Olivia hallucinates Walter giving her the sweetest smile in the hospital, possibly because it reminds her of a mental institution. Subconsciously, she misses him too.
Olivia's hair quite noticeably changes colors throughout the episode. In her first scene at fringe division it's entirely red. In the next scene, investigating the first bus accident it's got the beginnings of blonde
streaks - just in time for her to see Peter across the street. And the blonde streaks are even more evident after she hallucinates her Walter at the hospital. It doesn't stay streaky the whole time though. Maybe it's just the lighting, or maybe it's a visual indicator of the two sets of memories warring inside her.
The clock in Frank and Olivia's apartment reads 8:15 when they're about to have dinner. There's a sign in the background at the third bus accident that reads “Oceanic Plaza.”

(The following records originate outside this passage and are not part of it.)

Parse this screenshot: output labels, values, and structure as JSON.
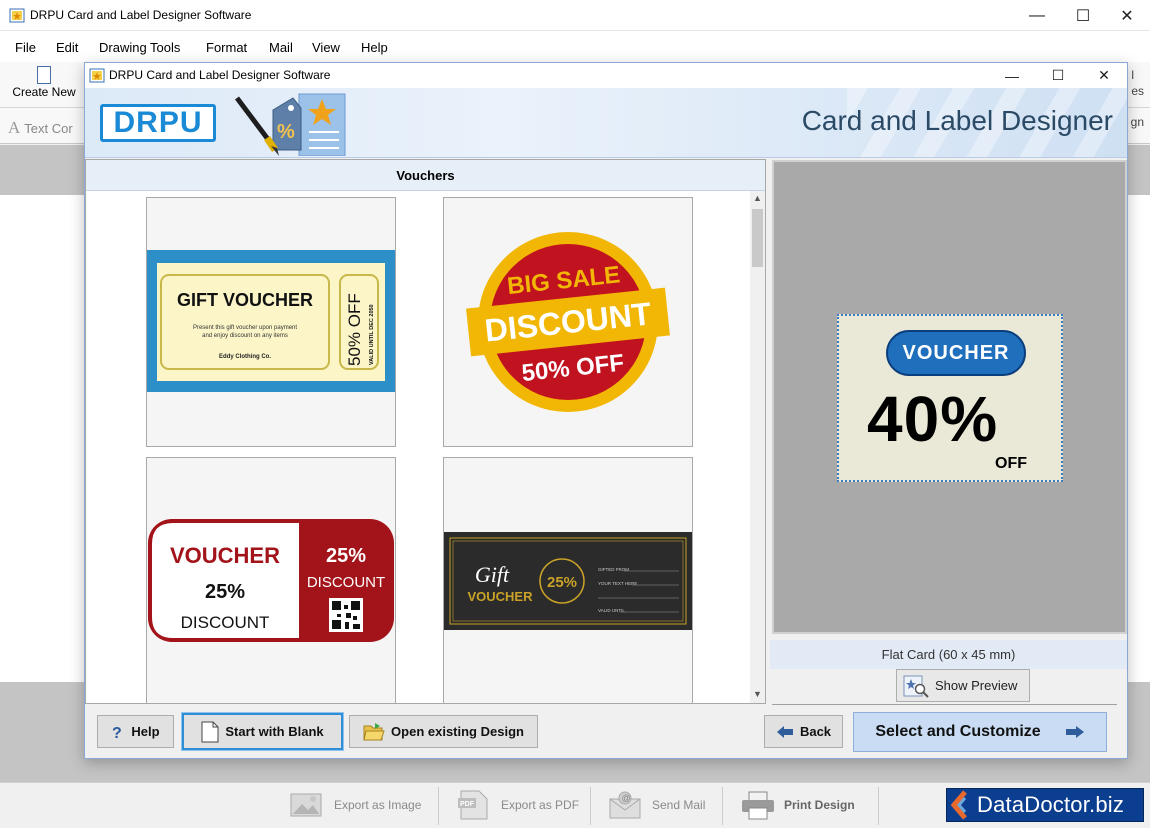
{
  "main_window": {
    "title": "DRPU Card and Label Designer Software",
    "controls": {
      "minimize": "—",
      "maximize": "☐",
      "close": "✕"
    }
  },
  "menu": [
    "File",
    "Edit",
    "Drawing Tools",
    "Format",
    "Mail",
    "View",
    "Help"
  ],
  "toolbar": {
    "create_new_label": "Create New",
    "text_control_label": "Text Cor",
    "right_fragments": [
      "l",
      "es",
      "gn"
    ]
  },
  "dialog": {
    "title": "DRPU Card and Label Designer Software",
    "controls": {
      "minimize": "—",
      "maximize": "☐",
      "close": "✕"
    },
    "banner": {
      "logo": "DRPU",
      "title": "Card and Label Designer"
    },
    "section_title": "Vouchers",
    "templates": [
      {
        "name": "gift-voucher",
        "title": "GIFT VOUCHER",
        "body_line1": "Present this gift voucher upon payment",
        "body_line2": "and enjoy discount on any items",
        "company": "Eddy Clothing Co.",
        "side_big": "50% OFF",
        "side_small": "VALID UNTIL DEC 2050"
      },
      {
        "name": "big-sale-discount",
        "top": "BIG SALE",
        "middle": "DISCOUNT",
        "bottom": "50% OFF"
      },
      {
        "name": "voucher-25",
        "left_title": "VOUCHER",
        "left_pct": "25%",
        "left_word": "DISCOUNT",
        "right_pct": "25%",
        "right_word": "DISCOUNT"
      },
      {
        "name": "gift-voucher-dark",
        "gift": "Gift",
        "voucher": "VOUCHER",
        "pct": "25%",
        "line1": "GIFTED FROM",
        "line2": "YOUR TEXT HERE",
        "line3": "VALID UNTIL"
      }
    ],
    "preview": {
      "pill": "VOUCHER",
      "big": "40%",
      "off": "OFF",
      "card_size": "Flat Card (60 x 45 mm)",
      "show_preview": "Show Preview"
    },
    "buttons": {
      "help": "Help",
      "start_blank": "Start with Blank",
      "open_existing": "Open existing Design",
      "back": "Back",
      "select_customize": "Select and Customize"
    }
  },
  "bottom_bar": {
    "export_image": "Export as Image",
    "export_pdf": "Export as PDF",
    "send_mail": "Send Mail",
    "print_design": "Print Design",
    "brand": "DataDoctor.biz"
  },
  "colors": {
    "accent_blue": "#1a8ad6",
    "voucher_red": "#a3141a",
    "sale_yellow": "#f2b705",
    "dark_voucher": "#2b2b2b",
    "gold": "#c9a227",
    "brand_blue": "#0b3e8e"
  }
}
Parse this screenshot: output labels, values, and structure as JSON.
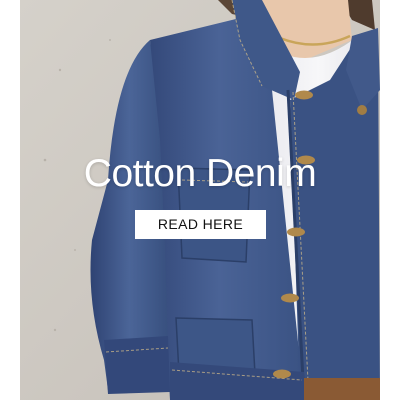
{
  "banner": {
    "headline": "Cotton Denim",
    "cta_label": "READ HERE",
    "image_subject": "model-wearing-cropped-denim-jacket",
    "colors": {
      "wall": "#cfcac3",
      "denim": "#3c5585",
      "denim_dark": "#2b3f68",
      "tshirt": "#f4f4f6",
      "skin": "#e6c4a8",
      "gold": "#c9a55a",
      "text": "#ffffff",
      "button_bg": "#ffffff",
      "button_text": "#111111"
    }
  }
}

There are Tinker Toys in Milo and Madeline's house, a visual throwback to Earthling, where Walter built a molecular model of the ET/Vasiliev entanglement.
There's a leaf on the lampshade in their house as well. And a collage of red, yellow and blue butterflies and tulips on the wall. One of the Tulips is white.
Did Bolivia ever really love Frank? Ostensibly, she slept with Peter as part of her cover, but she readily, and I believe honestly admitted later that it became “something more.” I believe she did love Peter, at least a little, but if she loved Frank, would she have been able to cross that line in the first place? In The Plateau, Ourlivia was adamant that she didn't want Frank to stay, and he was more than a little stung. She also quickly changed the subject when he said that he loved her. Her own personality showing through? Or Bolivia's real feelings?
Would Bolivia recognize that Milo was reciting the digits of Pi?
The Walternate quote above recalls first season references to ZFT and The Pattern. Did those story lines get dropped, or were some of those early cases related to Walternate's war with our side?
If Peter Bishop didn't exist:
Milo, his tragic experiment, and his murder spree would have likely still taken place, but Ourlivia would almost certainly have never crossed over, and the two would have never been switched. Instead, Bolivia would most likely have been killed exactly the way Milo predicted she would. Walternate might still have been seeking to cross over, but it's unlikely he would have had Ourliv to use as a Guinea pig.